Door de herstructurering van de informatiestroom zal inderdaad de verplichte toezending van documenten aanzienlijk worden gereduceerd en beperkt worden tot die documenten die het inspectoraat-generaal ook daadwerkelijk gebruikt bij de uitvoering van zijn wettelijke taken.

Bij de instelling van het inspectoraat-generaal is in lijn met de Kaderstellende visie op toezicht (Kamerstukken II 2000/2001, 27 831, nr. 1) de keuze gemaakt voor scheiding tussen beleid en handhaving. Dit betekent dat het inspectoraat-generaal in beginsel geen adviserende taken meer vervult in de richting van gemeenten of provincies, maar achteraf toetst of de uitvoering van de VROM-regelgeving op een juiste wijze plaatsvindt, daarover openbaar rapporteert, en zonodig corrigerend optreedt. Dit past in de opvatting, dat gemeenten en provincies een eigen verantwoordelijkheid dragen bij de uitvoering van het VROM-beleid en de daarbij behorende wet- en regelgeving. Het risico is inderdaad aanwezig, dat minder gewenste ontwikkelingen plaatsvinden, die achteraf minder gemakkelijk ongedaan kunnen worden gemaakt. Verwacht mag echter worden, dat het uitoefenen van systematisch toezicht door het inspectoraat-generaal op de uitvoering en handhaving van VROM-regelgeving door andere overheden zal bijdragen aan structurele verbeteringen, waardoor dit risico kan worden verkleind. Het moge overigens duidelijk zijn dat bedoelde risico's nooit geheel zullen kunnen worden uitgesloten.
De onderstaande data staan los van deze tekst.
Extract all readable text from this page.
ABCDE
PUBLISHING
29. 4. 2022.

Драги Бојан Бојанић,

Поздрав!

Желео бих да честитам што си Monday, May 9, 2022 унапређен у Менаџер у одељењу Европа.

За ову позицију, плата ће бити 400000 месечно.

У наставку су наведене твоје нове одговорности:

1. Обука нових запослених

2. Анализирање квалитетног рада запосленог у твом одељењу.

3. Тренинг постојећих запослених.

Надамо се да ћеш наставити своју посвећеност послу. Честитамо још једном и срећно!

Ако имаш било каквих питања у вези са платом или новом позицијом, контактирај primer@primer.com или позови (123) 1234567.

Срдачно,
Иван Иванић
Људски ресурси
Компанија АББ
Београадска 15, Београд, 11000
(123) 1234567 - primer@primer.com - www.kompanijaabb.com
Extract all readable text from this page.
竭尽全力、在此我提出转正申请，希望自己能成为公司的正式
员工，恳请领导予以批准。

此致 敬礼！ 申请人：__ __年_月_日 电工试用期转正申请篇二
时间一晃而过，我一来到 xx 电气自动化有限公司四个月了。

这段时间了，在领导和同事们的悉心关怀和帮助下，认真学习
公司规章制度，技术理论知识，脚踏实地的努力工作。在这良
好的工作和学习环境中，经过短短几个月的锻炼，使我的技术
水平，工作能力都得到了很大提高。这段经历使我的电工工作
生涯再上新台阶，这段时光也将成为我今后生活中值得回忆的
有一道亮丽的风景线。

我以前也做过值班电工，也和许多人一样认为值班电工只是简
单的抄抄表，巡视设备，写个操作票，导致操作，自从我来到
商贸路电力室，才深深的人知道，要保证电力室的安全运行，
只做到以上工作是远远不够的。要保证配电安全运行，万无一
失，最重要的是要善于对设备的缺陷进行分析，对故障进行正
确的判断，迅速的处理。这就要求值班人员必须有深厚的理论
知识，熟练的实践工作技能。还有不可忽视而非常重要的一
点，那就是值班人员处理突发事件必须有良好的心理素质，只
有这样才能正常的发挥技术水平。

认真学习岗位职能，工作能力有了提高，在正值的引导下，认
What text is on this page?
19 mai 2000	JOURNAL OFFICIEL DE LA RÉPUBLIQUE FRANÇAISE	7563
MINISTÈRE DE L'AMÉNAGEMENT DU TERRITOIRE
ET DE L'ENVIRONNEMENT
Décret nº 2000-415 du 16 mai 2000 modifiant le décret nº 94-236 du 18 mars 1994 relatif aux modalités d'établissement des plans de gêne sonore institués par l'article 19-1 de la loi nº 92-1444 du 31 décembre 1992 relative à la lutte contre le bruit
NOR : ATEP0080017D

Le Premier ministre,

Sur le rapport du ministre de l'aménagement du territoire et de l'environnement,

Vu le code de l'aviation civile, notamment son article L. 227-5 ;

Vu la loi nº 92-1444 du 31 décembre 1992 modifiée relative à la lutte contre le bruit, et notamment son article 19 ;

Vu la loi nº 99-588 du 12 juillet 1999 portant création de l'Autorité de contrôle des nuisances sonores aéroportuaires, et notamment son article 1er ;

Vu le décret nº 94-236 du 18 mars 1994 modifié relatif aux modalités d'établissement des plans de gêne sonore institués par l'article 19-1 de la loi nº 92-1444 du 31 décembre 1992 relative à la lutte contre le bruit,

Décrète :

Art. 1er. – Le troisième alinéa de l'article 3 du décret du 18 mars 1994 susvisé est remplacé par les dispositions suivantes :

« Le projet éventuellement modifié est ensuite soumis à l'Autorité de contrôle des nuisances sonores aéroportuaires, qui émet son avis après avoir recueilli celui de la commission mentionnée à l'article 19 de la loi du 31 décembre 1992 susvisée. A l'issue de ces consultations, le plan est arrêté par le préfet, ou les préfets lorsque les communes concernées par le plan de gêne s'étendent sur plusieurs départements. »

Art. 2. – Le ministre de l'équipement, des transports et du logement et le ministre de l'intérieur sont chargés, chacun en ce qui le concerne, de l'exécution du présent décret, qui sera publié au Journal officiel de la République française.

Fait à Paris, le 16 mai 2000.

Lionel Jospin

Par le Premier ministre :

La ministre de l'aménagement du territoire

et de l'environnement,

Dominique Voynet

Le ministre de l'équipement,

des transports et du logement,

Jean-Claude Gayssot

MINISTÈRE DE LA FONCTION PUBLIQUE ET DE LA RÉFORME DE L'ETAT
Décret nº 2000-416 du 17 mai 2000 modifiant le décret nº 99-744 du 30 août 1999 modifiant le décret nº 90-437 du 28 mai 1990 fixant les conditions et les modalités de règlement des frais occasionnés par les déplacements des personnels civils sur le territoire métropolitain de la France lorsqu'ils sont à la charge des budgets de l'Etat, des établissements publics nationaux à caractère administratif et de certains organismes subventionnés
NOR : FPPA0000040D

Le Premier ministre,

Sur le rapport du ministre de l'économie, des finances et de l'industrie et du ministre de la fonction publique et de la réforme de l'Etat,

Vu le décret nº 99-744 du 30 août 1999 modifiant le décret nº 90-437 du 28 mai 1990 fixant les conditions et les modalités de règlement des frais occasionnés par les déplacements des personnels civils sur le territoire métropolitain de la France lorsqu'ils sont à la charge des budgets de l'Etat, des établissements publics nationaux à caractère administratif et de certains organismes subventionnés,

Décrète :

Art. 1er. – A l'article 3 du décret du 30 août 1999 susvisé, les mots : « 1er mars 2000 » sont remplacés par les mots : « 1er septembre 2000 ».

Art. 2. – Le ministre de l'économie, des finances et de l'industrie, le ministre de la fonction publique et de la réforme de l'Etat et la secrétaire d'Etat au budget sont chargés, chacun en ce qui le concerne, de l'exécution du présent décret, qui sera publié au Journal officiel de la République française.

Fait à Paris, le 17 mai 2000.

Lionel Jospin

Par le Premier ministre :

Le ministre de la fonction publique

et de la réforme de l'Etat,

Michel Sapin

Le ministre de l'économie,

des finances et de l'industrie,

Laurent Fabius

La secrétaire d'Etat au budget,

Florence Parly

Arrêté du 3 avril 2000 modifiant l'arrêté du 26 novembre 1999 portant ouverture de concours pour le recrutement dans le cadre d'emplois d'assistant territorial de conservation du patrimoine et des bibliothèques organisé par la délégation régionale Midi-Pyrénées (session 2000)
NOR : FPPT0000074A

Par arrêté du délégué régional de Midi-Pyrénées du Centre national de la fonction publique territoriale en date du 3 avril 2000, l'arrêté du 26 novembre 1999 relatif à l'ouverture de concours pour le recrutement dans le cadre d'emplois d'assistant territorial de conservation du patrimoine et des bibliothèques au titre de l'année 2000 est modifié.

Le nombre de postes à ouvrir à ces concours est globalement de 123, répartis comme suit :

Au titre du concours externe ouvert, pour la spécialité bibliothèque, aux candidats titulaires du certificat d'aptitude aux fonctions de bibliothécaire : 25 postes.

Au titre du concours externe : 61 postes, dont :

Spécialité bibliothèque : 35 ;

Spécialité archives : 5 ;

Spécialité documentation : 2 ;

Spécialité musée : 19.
Het wetsvoorstel leidt er overigens niet toe, dat minder documenten ter zake van vergunningverlening in het kader van de Woningwet en de Wet op de Ruimtelijke Ordening aan het inspectoraat-generaal moeten worden toegezonden. Terzake doen zich geen veranderingen voor. De verplichtingen in het kader van de Woningwet om aan het inspectoraat-generaal vooraf documenten toe te zenden, zijn overigens thans al zeer beperkt. In het kader van de Wet op de Ruimtelijke Ordening blijft het inspectoraat-generaal vooraf toetsen of bestemmingsplannen, vrijstellingen en anticipatiebesluiten in overeenstemming zijn met het rijksbeleid.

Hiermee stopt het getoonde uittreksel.